Chute, Marchette. Ben Jonson of Westminster. New York: E.P. Dutton & Co., 1953.

  1. That's his legal name, as much as such things mattered in those days. He spelled his last name differently to try and make him stand out in a city already cluttered with Johnsons. It really didn't take in his day, though - his friends and enemies both left the 'h' in and even his printers spelled his name the usual way whenever he wasn't looking.

  2. I find this lack of information very frustrating. You'd think someone would have paid a little more attention to the birth of a famous poet and playwright.

  3. This was quite a comedown for her. Bricklayers were pretty low down even on the scale of laborers, whereas ministers were of course educated and generally well-respected. It was probably solely due to his mother's influence that Ben got to go to school at all.

  4. No, we don't know who the kindly soul is. Face it, we know next to nothing about this man. Unsubstantiated Newsflash! Sources tell me the man was William Camden, the the headmaster of the Westminister School. (added Feb 2, 2001)

  5. Westminster School taught Latin, of course, and also (unusually) Greek. They also had a teacher who didn't believe in beating his students. All in all, the school was shockingly progressive.

  6. Yep, he blew it. Just one of those amazing bits of irony we find amongst the famous.

  7. Ben had a very high opinion of his own intelligence throughout his life. He also had no use for the idea that noble birth automatically makes you a better person.

  8. Yes, it's an actual, verifiable fact. Don't let it go to your head, though.

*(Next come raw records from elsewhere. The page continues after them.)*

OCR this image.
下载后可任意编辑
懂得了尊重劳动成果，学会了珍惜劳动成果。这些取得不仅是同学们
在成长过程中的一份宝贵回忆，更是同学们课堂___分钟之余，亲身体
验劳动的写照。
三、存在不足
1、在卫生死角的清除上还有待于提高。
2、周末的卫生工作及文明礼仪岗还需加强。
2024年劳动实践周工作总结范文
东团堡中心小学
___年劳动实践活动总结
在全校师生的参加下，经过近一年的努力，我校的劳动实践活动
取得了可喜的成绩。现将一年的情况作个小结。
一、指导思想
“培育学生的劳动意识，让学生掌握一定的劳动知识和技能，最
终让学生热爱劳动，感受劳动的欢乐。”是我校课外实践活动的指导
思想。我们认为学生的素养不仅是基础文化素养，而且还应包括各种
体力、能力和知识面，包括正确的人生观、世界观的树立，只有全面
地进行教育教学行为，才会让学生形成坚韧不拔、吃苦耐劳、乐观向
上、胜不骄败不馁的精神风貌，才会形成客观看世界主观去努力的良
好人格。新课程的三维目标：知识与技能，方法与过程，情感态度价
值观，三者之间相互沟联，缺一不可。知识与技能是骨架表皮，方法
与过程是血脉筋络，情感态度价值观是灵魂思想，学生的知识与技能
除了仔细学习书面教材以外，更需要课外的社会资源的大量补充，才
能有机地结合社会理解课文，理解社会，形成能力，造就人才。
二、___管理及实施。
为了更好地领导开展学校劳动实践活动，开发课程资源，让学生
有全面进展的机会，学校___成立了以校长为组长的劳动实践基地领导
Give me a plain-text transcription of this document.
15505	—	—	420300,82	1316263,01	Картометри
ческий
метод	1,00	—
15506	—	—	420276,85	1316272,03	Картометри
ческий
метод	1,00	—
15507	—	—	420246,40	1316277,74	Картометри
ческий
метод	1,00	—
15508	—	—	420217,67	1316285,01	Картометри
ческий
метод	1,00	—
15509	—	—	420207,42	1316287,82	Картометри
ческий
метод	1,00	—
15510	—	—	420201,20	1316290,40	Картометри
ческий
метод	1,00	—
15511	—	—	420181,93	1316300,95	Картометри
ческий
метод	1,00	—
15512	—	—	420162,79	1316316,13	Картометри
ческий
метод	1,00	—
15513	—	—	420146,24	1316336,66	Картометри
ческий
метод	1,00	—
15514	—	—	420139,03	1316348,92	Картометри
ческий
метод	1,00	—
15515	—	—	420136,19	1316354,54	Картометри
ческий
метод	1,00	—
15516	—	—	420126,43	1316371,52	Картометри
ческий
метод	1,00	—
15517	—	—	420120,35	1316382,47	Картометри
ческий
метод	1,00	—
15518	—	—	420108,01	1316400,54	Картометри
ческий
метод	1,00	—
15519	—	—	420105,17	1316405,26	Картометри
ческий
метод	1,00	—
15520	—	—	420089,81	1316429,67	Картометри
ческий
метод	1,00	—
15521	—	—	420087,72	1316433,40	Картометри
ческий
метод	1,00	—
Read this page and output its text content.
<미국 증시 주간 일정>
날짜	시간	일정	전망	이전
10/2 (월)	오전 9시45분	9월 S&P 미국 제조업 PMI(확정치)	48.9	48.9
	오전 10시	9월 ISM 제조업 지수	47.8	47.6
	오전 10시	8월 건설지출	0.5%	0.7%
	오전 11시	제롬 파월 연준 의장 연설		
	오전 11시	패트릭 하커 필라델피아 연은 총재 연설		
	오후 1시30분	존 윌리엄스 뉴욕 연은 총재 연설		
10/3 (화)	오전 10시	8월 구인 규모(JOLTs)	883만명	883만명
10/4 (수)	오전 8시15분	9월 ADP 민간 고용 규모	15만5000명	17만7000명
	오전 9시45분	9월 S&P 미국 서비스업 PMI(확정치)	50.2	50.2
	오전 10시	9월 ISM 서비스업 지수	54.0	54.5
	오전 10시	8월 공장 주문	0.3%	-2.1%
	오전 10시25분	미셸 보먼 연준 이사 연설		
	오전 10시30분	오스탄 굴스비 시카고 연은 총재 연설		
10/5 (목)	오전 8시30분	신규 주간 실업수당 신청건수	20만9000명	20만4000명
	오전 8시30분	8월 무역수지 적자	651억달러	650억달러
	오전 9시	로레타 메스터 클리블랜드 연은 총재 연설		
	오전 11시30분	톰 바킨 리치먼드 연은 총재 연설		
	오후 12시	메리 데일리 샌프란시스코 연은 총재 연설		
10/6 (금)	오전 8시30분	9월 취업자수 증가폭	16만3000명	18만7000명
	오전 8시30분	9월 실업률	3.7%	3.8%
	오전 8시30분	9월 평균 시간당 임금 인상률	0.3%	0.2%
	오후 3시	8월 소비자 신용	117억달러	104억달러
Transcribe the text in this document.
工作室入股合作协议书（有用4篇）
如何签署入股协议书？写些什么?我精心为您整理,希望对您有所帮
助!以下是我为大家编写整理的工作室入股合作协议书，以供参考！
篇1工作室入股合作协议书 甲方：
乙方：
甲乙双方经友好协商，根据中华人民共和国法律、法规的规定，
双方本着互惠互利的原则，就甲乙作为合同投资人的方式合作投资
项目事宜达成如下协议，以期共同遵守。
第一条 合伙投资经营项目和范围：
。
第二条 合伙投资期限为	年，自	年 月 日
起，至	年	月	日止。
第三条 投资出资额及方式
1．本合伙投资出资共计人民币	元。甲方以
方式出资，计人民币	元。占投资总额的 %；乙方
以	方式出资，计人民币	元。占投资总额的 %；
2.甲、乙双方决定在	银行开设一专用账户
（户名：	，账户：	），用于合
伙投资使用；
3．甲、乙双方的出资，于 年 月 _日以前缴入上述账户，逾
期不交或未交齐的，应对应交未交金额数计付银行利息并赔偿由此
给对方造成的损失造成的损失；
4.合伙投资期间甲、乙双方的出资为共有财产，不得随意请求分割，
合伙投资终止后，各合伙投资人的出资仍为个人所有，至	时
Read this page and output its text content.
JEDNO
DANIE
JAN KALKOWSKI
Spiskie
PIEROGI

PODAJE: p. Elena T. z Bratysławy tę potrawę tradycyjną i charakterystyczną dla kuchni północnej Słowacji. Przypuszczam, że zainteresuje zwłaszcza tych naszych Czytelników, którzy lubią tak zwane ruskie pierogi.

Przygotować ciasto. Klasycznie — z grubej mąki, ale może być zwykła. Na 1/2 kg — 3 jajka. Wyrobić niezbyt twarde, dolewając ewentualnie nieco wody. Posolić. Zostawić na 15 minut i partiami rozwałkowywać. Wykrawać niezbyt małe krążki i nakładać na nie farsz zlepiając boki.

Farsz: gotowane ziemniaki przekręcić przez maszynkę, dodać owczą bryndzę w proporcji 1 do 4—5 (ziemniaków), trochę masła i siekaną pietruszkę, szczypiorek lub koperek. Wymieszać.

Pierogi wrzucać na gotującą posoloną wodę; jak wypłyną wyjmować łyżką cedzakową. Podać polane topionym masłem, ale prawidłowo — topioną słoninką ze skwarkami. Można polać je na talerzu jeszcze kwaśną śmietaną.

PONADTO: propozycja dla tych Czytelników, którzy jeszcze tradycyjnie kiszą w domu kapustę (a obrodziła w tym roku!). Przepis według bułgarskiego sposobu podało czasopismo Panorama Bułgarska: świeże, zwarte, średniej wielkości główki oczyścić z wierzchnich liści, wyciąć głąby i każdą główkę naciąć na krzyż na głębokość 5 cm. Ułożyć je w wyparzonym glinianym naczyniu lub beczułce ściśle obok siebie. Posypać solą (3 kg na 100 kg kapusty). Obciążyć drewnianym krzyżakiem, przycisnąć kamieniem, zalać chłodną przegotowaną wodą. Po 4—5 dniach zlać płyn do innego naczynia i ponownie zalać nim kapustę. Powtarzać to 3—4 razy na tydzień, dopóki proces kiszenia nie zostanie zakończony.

  9. Don't go expecting any information about Ann. Ben wrote three words of description about her in later years: a "shrew, yet honest," he called her. To be fair to Ben, he thought honest was about the best compliment anybody could give anybody; to be fair to Ann, Ben deserved some nagging, as he was rarely faithful and frequently lived apart from her, on one occasion

  10. [...?...] outdated plays using wretched props. But they were still more culture than most villages got to see in those days.

  11. This is a good representative sample of the way Ben's entire life tended to be. The Privy Council was so upset by this play that they not only closed down all the London theatres for a time, they even talked about tearing down all the London theatres.

  12. Though worshipped is probably a better word than admired. His life goal was nothing less than the complete reformation of the Elizabethan theatre in the style of the ancient Romans and Greeks. Unfortunately for Ben, the Elizabethan theatre thought it was just fine the way it was.

  13. Though a great admirer of Shakespeare's poetry, as well as a personal friend of Will's, Ben thought his plays in general to be just one more symptom of how far downhill the theatre had gone.

  14. Maybe Gabriel just ad-libbed too much.

  15. I'm not sure why they used a T; maybe just because it was a simple shape. While in prison, Ben converted to Roman Catholicism, persuaded by a minister who was probably a fellow prisoner. Ben just must have liked the path of most resistance. Twelve years later, just when Catholicism was starting to be tolerated, he became a Protestant again.

  16. In spite of the title similarity, it was nothing to do with Ben's earlier play. That confused a lot of people.

  17. They loved a good theatrical feud. Ben wasn't trying to satirize Dekker or Marston, actually; they just leapt to conclusions and kind of embarrassed themselves. Ben wrote a few lines on the subject, saying they "might have sat still, unquestioned,/ Had they but the wit or conscience/To think well of themselves."

  18. This was the single major focus of most poets and playwrights of the time. The biggest problem was that there were always many more poets than patrons.